= Louis-Jodel Chamblain =

Haitian military leader (born 1953 or 1954)

Louis-Jodel Chamblain (born January 18, 1953 or 1954) is a prominent Haitian military figure who has led both government troops and rebels.

Chamblain first emerged as a notorious figure as a sergeant within the transitional military junta running Haïti following the collapse of Jean-Claude Duvalier's dictatorship in 1986. In 1987, Chamblain allegedly headed government death squads that attacked voters at the 1987 presidential election, causing it to be cancelled; the election was to permit transition to civilian rule.

Civilian elections did take place in 1990 (Haitian general election, 1990–1991), in which Jean-Bertrand Aristide was elected, but the 1991 Haitian coup d'état, in which Chamblain was involved, overthrew Aristide just eight months later. Immediately following the coup, Chamblain's reputation for brutality grew further as he is reported to have been responsible for thousands of murders of Aristide followers.

Chamblain was second-in-command of a paramilitary organization, the Front for the Advancement and Progress of Haïti (FRAPH), founded in August 1993 as tensions grew between supporters of Aristide's reinstatement and supporters of the military government. With the end of the military regime and restoration of Aristide (following the U.S. Operation Uphold Democracy intervention) in 1994, Chamblain went into exile in the Dominican Republic. He was convicted in absentia for his involvement in the murder of Antoine Izméry, a well-known pro-democracy activist, and for his involvement in the Raboteau Massacre.

In February 2004, Chamblain returned from exile to take part in a new rebellion against Aristide. Shortly after his return, he captured the central city of Hinche from the Haitian police with a force of 50 men.

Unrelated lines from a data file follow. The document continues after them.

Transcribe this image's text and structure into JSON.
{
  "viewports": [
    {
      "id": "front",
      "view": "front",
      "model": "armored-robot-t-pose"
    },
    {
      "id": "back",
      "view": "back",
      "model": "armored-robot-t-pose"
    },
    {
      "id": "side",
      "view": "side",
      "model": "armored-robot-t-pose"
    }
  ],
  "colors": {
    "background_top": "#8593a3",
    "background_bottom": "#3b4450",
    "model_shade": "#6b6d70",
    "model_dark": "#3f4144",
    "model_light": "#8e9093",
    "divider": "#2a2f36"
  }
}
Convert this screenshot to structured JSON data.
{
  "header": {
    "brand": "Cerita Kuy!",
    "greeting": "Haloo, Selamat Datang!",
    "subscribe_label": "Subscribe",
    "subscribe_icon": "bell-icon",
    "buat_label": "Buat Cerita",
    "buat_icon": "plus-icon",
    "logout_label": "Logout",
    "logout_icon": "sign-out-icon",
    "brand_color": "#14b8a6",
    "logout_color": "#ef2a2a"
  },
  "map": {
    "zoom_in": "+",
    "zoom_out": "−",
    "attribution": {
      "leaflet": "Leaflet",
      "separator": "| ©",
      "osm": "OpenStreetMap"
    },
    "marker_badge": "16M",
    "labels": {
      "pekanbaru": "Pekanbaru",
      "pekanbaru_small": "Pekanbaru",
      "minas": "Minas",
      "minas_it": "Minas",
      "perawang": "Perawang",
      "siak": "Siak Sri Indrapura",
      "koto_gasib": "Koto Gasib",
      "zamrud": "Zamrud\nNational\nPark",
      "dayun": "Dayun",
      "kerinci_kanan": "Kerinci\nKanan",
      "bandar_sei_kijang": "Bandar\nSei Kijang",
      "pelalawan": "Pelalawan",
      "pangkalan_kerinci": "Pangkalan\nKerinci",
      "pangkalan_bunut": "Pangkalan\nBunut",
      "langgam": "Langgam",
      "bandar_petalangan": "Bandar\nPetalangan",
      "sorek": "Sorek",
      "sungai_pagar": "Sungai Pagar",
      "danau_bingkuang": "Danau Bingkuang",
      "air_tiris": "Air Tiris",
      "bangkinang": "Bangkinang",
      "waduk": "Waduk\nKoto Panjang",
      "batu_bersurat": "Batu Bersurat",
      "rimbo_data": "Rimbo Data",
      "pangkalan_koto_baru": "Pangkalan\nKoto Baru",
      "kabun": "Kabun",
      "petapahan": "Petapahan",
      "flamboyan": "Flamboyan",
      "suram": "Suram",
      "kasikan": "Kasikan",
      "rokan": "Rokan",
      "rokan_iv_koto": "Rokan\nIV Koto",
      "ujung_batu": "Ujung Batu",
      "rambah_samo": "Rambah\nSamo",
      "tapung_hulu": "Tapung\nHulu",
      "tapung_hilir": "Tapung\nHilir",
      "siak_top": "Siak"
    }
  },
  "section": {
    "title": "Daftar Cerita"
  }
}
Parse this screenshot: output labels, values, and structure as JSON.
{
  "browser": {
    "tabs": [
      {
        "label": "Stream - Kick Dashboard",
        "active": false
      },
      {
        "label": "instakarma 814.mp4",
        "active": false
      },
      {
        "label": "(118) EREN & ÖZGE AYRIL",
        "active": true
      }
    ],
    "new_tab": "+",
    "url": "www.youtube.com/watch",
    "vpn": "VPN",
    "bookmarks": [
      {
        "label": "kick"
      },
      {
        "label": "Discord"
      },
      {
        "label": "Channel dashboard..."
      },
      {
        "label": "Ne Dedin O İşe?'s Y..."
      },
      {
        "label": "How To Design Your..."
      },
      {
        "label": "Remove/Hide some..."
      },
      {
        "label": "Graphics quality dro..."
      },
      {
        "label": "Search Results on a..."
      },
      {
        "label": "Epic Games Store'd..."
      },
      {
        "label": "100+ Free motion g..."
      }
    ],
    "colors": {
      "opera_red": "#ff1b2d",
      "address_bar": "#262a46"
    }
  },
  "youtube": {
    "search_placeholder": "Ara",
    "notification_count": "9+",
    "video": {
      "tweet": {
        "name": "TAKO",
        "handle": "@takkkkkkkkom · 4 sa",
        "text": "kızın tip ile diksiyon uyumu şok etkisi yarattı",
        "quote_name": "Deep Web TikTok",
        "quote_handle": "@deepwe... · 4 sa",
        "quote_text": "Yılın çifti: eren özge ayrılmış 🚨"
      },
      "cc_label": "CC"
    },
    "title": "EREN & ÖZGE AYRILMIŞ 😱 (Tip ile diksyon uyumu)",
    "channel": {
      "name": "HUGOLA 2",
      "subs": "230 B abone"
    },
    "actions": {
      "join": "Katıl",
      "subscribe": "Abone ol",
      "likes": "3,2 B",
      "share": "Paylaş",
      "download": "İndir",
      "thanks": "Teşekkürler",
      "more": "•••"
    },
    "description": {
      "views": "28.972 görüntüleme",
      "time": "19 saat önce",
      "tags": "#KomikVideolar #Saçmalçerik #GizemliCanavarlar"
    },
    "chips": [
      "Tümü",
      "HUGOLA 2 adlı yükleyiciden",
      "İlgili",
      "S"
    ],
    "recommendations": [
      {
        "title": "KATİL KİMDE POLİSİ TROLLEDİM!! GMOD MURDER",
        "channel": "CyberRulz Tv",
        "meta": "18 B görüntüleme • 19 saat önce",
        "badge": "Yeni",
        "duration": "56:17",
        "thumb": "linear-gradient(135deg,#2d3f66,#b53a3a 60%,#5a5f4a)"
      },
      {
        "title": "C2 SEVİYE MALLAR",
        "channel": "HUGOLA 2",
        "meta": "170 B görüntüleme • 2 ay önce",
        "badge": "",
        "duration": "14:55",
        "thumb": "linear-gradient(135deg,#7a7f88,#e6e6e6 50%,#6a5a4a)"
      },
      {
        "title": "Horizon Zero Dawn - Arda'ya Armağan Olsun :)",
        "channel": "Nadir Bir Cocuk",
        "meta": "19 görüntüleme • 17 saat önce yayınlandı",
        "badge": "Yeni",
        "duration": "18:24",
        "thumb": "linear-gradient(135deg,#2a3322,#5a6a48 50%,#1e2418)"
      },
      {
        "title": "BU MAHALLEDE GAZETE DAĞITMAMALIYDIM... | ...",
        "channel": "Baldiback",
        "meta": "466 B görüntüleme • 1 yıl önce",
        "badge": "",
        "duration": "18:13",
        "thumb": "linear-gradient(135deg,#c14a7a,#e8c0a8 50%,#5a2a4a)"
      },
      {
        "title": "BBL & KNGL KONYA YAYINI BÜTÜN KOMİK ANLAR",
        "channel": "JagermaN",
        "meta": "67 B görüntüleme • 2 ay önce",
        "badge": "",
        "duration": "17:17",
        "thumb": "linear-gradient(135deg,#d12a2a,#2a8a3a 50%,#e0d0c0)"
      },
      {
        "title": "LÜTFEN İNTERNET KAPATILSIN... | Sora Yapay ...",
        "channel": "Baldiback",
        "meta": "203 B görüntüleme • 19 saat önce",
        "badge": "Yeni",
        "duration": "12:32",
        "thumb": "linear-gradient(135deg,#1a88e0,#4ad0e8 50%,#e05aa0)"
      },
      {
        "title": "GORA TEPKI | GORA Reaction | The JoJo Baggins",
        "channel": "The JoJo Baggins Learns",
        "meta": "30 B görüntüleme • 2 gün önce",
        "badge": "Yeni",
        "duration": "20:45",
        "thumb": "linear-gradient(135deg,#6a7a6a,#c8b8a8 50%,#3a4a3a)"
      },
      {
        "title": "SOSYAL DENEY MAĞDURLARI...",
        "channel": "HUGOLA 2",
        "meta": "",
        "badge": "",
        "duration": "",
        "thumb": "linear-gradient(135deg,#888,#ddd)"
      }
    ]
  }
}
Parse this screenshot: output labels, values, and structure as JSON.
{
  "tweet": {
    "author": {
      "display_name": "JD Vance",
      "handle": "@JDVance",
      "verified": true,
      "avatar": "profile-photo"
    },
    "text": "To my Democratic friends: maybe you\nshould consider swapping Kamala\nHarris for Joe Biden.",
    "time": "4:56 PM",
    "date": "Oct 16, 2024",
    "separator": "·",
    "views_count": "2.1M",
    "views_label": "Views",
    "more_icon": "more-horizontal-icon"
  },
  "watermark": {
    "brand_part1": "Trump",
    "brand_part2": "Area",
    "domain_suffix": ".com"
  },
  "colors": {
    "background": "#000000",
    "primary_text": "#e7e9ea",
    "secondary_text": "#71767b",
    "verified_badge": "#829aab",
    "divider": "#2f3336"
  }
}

Following Chamblain's return and the collapse of Aristide's government in 2004, Amnesty International called for UN peacekeepers to arrest Chamblain for his alleged participation in various war crimes in 1987, 1991, and 1993-1994. In April 2004, he turned himself in to face a retrial in the case of Izméry's murder and was acquitted; he was eventually released from prison in August 2005.

Chamberlain appeared together with Jean-Claude Duvalier as his chief-of-security on Duvalier's return from exile on 16 January 2011.